В домах, где ей пришлось ночевать в Шотландии, поддержка принца показалась неожиданно слабой, но, тем не менее, Мэгги продолжала верить, что шотландские якобиты тут же придут ему на помощь, как только начнется восстание. Однако чем дальше она продвигалась на юг, тем меньше искренности было в словах людей, сочувствующих принцу. Многим нравилось быть вовлеченными в некие «тайные дела», и они не упускали случая поднять бокал вина над бокалом с водой – так пили за короля «над водой», а не за короля Георга Ганноверской династии. Это был не более чем жест, и о серьезной поддержке говорить не приходилось. Мэгги очень огорчил факт, что леди выказывали принцу больше преданности, чем мужчины, которые все время предупреждали об опасностях столь рискованного путешествия и, похоже, совсем не одобряли благородную миссию. Тем не менее все, с кем девушке доводилось встретиться, были в восторге, что принц намеревается тайно приехать в Лондон для встречи со своими сторонниками.
Когда Фиона издала еще одни пронзительный крик, Мэгги не выдержала и бесцеремонно втащила ее в карету за юбку.
– Фиона, Мунго знает, куда ехать, – твердо сказала она. – Своими воплями ты только мешаешь и сбиваешь с пути. Кроме того, делаешь из себя посмешище.

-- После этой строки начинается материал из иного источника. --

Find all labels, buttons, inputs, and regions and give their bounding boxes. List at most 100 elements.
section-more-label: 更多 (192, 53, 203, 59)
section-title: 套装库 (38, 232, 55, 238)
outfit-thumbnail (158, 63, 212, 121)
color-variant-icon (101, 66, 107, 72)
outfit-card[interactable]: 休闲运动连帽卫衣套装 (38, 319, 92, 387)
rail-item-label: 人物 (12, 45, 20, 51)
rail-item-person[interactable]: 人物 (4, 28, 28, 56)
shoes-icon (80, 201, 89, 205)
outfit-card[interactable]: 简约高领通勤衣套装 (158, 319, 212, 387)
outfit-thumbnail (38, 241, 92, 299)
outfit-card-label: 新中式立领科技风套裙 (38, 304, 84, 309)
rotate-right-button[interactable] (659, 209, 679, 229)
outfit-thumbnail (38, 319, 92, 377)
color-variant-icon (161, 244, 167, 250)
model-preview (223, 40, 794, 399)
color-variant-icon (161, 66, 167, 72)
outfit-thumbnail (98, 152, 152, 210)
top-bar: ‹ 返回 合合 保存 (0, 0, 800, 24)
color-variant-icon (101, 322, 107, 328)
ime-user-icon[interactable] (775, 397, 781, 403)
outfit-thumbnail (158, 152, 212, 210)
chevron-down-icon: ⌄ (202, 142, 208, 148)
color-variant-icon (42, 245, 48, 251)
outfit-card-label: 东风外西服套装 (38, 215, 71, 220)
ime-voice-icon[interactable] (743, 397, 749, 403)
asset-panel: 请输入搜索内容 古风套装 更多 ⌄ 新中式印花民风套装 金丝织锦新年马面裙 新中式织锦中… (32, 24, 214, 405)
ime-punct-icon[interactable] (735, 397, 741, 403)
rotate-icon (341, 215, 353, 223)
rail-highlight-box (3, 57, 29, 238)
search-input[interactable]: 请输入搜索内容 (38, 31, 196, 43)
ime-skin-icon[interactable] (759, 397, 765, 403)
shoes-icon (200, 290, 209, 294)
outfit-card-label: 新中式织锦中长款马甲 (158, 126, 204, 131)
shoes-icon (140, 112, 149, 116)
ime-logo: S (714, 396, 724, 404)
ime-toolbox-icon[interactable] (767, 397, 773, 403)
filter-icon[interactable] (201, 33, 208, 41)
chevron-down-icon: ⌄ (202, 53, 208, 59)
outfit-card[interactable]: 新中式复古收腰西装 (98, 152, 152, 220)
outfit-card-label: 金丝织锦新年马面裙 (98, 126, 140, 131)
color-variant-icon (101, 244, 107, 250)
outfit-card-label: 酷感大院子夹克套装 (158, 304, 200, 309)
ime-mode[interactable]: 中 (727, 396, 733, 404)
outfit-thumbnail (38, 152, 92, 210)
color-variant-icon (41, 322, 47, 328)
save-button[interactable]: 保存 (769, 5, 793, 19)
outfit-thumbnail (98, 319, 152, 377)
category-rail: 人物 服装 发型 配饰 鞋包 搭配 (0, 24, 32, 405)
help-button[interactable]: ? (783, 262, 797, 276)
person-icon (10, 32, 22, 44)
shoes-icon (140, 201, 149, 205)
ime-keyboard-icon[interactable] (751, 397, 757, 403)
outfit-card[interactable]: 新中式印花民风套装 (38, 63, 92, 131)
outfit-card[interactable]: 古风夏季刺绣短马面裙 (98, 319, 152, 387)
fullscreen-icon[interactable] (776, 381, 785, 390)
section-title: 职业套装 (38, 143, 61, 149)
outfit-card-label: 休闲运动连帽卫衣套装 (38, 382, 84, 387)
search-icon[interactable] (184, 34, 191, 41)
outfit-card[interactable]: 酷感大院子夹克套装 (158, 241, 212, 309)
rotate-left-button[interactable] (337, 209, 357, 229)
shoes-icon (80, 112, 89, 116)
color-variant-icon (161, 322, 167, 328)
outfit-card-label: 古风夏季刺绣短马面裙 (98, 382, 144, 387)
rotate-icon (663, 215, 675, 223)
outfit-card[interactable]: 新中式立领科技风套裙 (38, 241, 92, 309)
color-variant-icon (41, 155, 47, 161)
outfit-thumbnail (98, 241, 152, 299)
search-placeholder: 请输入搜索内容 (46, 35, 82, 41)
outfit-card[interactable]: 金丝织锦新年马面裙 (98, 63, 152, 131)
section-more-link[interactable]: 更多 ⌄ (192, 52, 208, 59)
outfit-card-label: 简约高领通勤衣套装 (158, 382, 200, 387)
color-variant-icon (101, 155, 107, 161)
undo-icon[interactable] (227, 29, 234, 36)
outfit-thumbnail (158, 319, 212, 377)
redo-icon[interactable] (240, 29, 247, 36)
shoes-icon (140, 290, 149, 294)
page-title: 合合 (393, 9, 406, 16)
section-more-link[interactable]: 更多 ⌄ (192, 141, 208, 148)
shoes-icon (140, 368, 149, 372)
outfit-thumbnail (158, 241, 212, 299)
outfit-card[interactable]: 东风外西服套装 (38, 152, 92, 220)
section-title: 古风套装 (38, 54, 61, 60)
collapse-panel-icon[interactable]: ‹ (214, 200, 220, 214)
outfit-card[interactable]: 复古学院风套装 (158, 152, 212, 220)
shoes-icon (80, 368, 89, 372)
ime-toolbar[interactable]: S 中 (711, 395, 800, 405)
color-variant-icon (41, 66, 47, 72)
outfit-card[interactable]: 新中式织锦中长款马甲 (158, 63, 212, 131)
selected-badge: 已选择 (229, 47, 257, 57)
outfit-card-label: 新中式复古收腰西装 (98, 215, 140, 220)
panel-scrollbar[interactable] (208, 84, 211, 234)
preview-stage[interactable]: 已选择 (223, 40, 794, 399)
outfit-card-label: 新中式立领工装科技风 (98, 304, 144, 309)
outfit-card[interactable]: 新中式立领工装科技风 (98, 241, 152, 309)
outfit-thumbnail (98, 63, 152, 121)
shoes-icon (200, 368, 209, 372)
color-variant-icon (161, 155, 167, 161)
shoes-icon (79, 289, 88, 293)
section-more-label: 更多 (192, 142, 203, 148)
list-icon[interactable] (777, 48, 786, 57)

– Но, мисс Мэгги, он заедет не туда. Я в этом совершенно уверена. Мунго из тех мужчин, которые даже при ясном утреннем свете не могут найти собственных чулок, не говоря уже о башмаках.
– Ему всего лишь нужно найти Эссекс-стрит, и поскольку мы знаем, что она заканчивается на берегу Темзы, это не может быть сложным.
– Лондон – ужасно большой город, – упрямо возразила Фиона.
– Но вполне цивилизованный. Посмотри, везде светло и чисто, – Мэгги смотрела в окно и вспомнила, что большая часть Лондона заново отстроена восемьдесят лет назад после большого пожара. Красные и желтые кирпичные дома, мимо которых они проезжали, со временем немного поблекли, но ни один не был покрыт таким толстым слоем сажи, как дома в Эдинбурге.